John Hayward

FEW Tasmanians seem excited that the state may be hosting the most colossal sting in Australian history. The alarm bell is the “Long Term Pulp Supply Agreement” (LTPSA) of 18 October 2007 between Forestry Tasmania and Gunns Ltd. The pact has attracted amazingly little public attention, despite its potential to privatise a vast portion of public land at a vast expense to the public.
The agreement does not appear to require Gunns to even build the mill to make a killing. If the mill is not built, the LTPSA can only be terminated on acceptance of new terms agreed upon by BOTH Gunns and FT. To satisfy both parties, these terms will doubtless include pricing no less favourable to the buyer than the original – i.e. prices on fixed increases that will likewise be less than inflation, and which will encourage the continued logging of native forest over plantation for all 20 years of the LTPSA.

It states at Cl 3.5 that Gunns may process wood they have purchased as pulpwood for any purpose the wish. Given that forestry researcher Judith Ajani has estimated that 50% of the wood Gunns presently chips is suitable for milling and other value-adding, this looks like a windfall.

The most alarming provisions lie rather innocuously in cl 7, dealing with “Road responsibilities and transfers”. The first sentence of the first dot point makes Gunns “responsible” for new roading within the “Stumpage Zone”, which appears to be still indeterminate and largely unlimited except for some specified areas of plantation not wholly owned by Gunns (“Mill Door” zones). In the Stumpage Zone, “the parties will review ownership of the existing roads associated with the new roads and effect transfers of ownership if they agree terms. This will likely see a gradual change in road ownership across the stumpage zone”. In short, this means the transfer of ownership of present and future roading in State Forest to Gunns on unspecified terms.

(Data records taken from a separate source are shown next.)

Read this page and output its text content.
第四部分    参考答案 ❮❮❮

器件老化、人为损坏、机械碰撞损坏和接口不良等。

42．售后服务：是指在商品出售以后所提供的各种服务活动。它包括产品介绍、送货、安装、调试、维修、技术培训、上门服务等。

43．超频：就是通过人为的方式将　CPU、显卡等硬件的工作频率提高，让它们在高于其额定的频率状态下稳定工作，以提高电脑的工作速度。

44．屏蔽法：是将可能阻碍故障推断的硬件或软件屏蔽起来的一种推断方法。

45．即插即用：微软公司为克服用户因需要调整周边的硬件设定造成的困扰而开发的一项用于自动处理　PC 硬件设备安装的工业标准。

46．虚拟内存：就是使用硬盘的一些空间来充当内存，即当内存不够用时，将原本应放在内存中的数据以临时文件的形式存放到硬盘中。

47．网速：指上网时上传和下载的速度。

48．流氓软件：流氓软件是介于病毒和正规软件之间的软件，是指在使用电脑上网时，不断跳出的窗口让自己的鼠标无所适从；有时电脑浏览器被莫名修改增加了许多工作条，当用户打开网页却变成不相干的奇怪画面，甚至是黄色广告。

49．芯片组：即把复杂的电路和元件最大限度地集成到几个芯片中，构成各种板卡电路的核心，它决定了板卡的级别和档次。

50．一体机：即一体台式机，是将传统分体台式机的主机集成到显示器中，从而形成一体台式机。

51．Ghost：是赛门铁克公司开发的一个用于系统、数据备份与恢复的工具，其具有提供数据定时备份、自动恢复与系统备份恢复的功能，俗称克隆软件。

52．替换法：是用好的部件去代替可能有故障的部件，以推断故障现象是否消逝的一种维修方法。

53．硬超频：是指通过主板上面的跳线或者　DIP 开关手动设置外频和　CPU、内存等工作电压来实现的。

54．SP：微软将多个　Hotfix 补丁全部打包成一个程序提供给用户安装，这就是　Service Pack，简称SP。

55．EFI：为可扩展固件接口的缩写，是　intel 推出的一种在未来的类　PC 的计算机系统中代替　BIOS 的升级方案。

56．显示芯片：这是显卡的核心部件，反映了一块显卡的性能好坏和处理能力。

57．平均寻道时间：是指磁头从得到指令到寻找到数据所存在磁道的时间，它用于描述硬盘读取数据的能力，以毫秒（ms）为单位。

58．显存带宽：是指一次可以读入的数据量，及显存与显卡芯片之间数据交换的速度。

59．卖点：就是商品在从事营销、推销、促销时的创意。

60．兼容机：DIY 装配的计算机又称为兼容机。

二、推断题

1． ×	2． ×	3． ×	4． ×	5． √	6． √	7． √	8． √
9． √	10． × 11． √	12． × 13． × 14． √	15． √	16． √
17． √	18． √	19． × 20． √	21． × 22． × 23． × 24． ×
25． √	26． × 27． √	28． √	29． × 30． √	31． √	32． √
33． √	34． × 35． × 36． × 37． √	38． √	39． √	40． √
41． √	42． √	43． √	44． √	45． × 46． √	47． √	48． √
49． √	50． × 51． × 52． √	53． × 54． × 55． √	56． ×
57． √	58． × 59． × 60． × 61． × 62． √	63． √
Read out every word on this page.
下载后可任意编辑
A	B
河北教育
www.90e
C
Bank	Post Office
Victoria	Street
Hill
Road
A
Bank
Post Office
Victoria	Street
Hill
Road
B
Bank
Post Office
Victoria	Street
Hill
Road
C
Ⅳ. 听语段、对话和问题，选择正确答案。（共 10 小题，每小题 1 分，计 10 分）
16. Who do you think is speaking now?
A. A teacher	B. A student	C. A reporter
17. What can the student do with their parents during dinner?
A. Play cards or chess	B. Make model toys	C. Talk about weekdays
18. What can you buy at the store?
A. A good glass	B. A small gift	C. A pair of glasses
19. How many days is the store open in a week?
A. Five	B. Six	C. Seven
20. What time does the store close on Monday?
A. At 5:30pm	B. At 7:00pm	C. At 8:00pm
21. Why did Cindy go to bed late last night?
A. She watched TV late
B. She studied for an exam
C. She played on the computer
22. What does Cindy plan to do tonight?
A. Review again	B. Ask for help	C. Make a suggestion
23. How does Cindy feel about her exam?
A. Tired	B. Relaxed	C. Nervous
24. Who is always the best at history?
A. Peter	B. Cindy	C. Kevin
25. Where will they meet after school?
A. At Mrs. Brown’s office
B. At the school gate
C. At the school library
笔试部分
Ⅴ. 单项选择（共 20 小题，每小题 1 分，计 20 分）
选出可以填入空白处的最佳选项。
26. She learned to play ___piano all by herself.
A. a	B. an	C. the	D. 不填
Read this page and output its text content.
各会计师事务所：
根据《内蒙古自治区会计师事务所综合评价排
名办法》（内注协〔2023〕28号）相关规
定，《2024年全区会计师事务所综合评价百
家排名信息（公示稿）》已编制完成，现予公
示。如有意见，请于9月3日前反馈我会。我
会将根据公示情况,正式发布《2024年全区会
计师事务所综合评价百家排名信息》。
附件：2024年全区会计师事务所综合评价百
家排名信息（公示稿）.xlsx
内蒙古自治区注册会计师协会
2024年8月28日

The second dot point under Cl 7 is even scarier.

” The parties agree to work together to further consider and advise, by December 2008 on a plan to rationalise road assets with a view to keeping harvesting and roading with the same entity in each of the respective supply zones.”.

Put simply, it means the transfer of State Forest and and its roading to Gunns Ltd on terms agreed between Gunns and Bob Gordon.

No terms are specified, but we may draw some pointers from the great “Land Swap” agreement of 1997, wherein nearly 78,000 ha of FT plantation was deeded to FT as freehold, or private land, on the understanding that they would pay for it by surrendering freehold FT land of equal value back to the state. As they had never owned anything close to this much worth of private land, It is not surprising that neither FT nor the State Government have ever produced any evidence of where the surrendered land is.

On the evidence, the “Land Swap” would appear to have cost the Tasmanian taxpayer at least $200,000,000 in public plantation given away. Under the terms of the LTPSA, that figure could turn out to be chickenfeed.